Binge viewing is a bizarre experience. I didn’t want to talk to anyone, go anywhere, or do anything else. I couldn’t even be bothered to cook. The production consumed me, not only for its extraordinary quality and Spacey’s breathtakingly brilliant performance (the man can do no wrong in my book), but because I lived within my own little bubble throughout, feeling protected from the the horrid things going on in the real world.
  
It could be said that the box set can deliver the same, but there is something very different about opening a box, putting on a DVD, and the experience of watching online, which has a greater fluidity. I have just finished watching another Netflix original series, Orange is the New Black, set in a women’s prison, and no sooner does one episode finish than a caption comes up saying “Your next episode will start in 10 seconds.” And so you’re hooked. What the heck, you think, now that it’s started, I might as well watch another one. Finally, I got to sleep at 5am, having found it impossible to tear myself away.
  
It is the sharing experience, however, that makes binge viewing online different from the old box set viewing. I can count on one hand the people I know who bought box sets, but the former has caught something unique: it is obviously not the shared experience as TV in real time, but it is shared in the medium that brings the message: the internet, the web we feel that links us all together, and it is this that creates the sensation of being part of a global viewing audience.
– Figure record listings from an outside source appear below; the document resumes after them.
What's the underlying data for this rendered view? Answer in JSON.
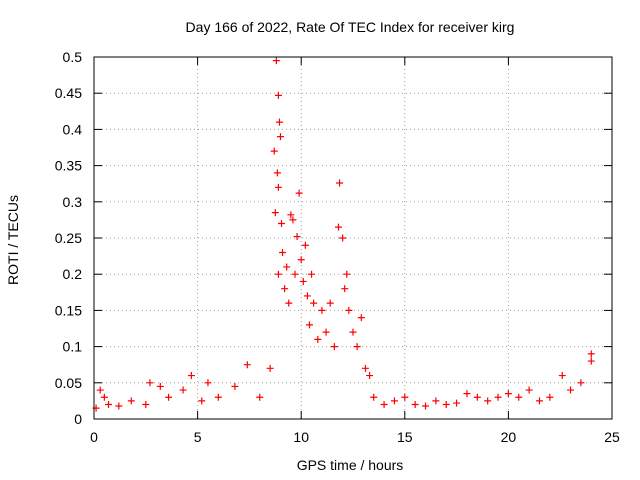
{
  "chart_data": {
    "type": "scatter",
    "title": "Day 166 of 2022, Rate Of TEC Index for receiver kirg",
    "xlabel": "GPS time / hours",
    "ylabel": "ROTI / TECUs",
    "xlim": [
      0,
      25
    ],
    "ylim": [
      0,
      0.5
    ],
    "x_ticks": [
      0,
      5,
      10,
      15,
      20,
      25
    ],
    "y_ticks": [
      0,
      0.05,
      0.1,
      0.15,
      0.2,
      0.25,
      0.3,
      0.35,
      0.4,
      0.45,
      0.5
    ],
    "x_tick_labels": [
      "0",
      "5",
      "10",
      "15",
      "20",
      "25"
    ],
    "y_tick_labels": [
      "0",
      "0.05",
      "0.1",
      "0.15",
      "0.2",
      "0.25",
      "0.3",
      "0.35",
      "0.4",
      "0.45",
      "0.5"
    ],
    "grid": true,
    "legend": "none",
    "marker": "+",
    "color": "#ff0000",
    "series": [
      {
        "points": [
          [
            0.1,
            0.015
          ],
          [
            0.3,
            0.04
          ],
          [
            0.5,
            0.03
          ],
          [
            0.7,
            0.02
          ],
          [
            1.2,
            0.018
          ],
          [
            1.8,
            0.025
          ],
          [
            2.5,
            0.02
          ],
          [
            2.7,
            0.05
          ],
          [
            3.2,
            0.045
          ],
          [
            3.6,
            0.03
          ],
          [
            4.3,
            0.04
          ],
          [
            4.7,
            0.06
          ],
          [
            5.2,
            0.025
          ],
          [
            5.5,
            0.05
          ],
          [
            6.0,
            0.03
          ],
          [
            6.8,
            0.045
          ],
          [
            7.4,
            0.075
          ],
          [
            8.0,
            0.03
          ],
          [
            8.5,
            0.07
          ],
          [
            8.8,
            0.495
          ],
          [
            8.9,
            0.447
          ],
          [
            8.95,
            0.41
          ],
          [
            9.0,
            0.39
          ],
          [
            8.7,
            0.37
          ],
          [
            8.85,
            0.34
          ],
          [
            8.9,
            0.32
          ],
          [
            8.75,
            0.285
          ],
          [
            9.05,
            0.27
          ],
          [
            8.9,
            0.2
          ],
          [
            9.1,
            0.23
          ],
          [
            9.2,
            0.18
          ],
          [
            9.3,
            0.21
          ],
          [
            9.4,
            0.16
          ],
          [
            9.5,
            0.282
          ],
          [
            9.6,
            0.275
          ],
          [
            9.7,
            0.2
          ],
          [
            9.8,
            0.252
          ],
          [
            9.9,
            0.312
          ],
          [
            10.0,
            0.22
          ],
          [
            10.1,
            0.19
          ],
          [
            10.2,
            0.24
          ],
          [
            10.3,
            0.17
          ],
          [
            10.4,
            0.13
          ],
          [
            10.5,
            0.2
          ],
          [
            10.6,
            0.16
          ],
          [
            10.8,
            0.11
          ],
          [
            11.0,
            0.15
          ],
          [
            11.2,
            0.12
          ],
          [
            11.4,
            0.16
          ],
          [
            11.6,
            0.1
          ],
          [
            11.8,
            0.265
          ],
          [
            11.85,
            0.326
          ],
          [
            12.0,
            0.25
          ],
          [
            12.1,
            0.18
          ],
          [
            12.2,
            0.2
          ],
          [
            12.3,
            0.15
          ],
          [
            12.5,
            0.12
          ],
          [
            12.7,
            0.1
          ],
          [
            12.9,
            0.14
          ],
          [
            13.1,
            0.07
          ],
          [
            13.3,
            0.06
          ],
          [
            13.5,
            0.03
          ],
          [
            14.0,
            0.02
          ],
          [
            14.5,
            0.025
          ],
          [
            15.0,
            0.03
          ],
          [
            15.5,
            0.02
          ],
          [
            16.0,
            0.018
          ],
          [
            16.5,
            0.025
          ],
          [
            17.0,
            0.02
          ],
          [
            17.5,
            0.022
          ],
          [
            18.0,
            0.035
          ],
          [
            18.5,
            0.03
          ],
          [
            19.0,
            0.025
          ],
          [
            19.5,
            0.03
          ],
          [
            20.0,
            0.035
          ],
          [
            20.5,
            0.03
          ],
          [
            21.0,
            0.04
          ],
          [
            21.5,
            0.025
          ],
          [
            22.0,
            0.03
          ],
          [
            22.6,
            0.06
          ],
          [
            23.0,
            0.04
          ],
          [
            23.5,
            0.05
          ],
          [
            24.0,
            0.09
          ],
          [
            24.0,
            0.08
          ]
        ]
      }
    ]
  }
}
Traditional viewers continue to talk about big shows such as The X Factor the morning after the night before; but the discussions about House of Cards are ongoing.
  
Someone once said at a television festival that we watch television as we die – alone. That, however, is what I love about binge viewing. I love to binge alone and I have a huge appetite. But then I like to meet other people to talk about what I had and how much I enjoyed it. Then, I’m onto the next feast to start the process all over again.
  
Kevin Spacey said at Edinburgh that we are entering a golden age of television, and he credited the viewers as the people who now hold the real power. We do. Increasingly, we can have what we want, when we want it. And not having to move from the sofa to open a box makes it all the more pleasurable.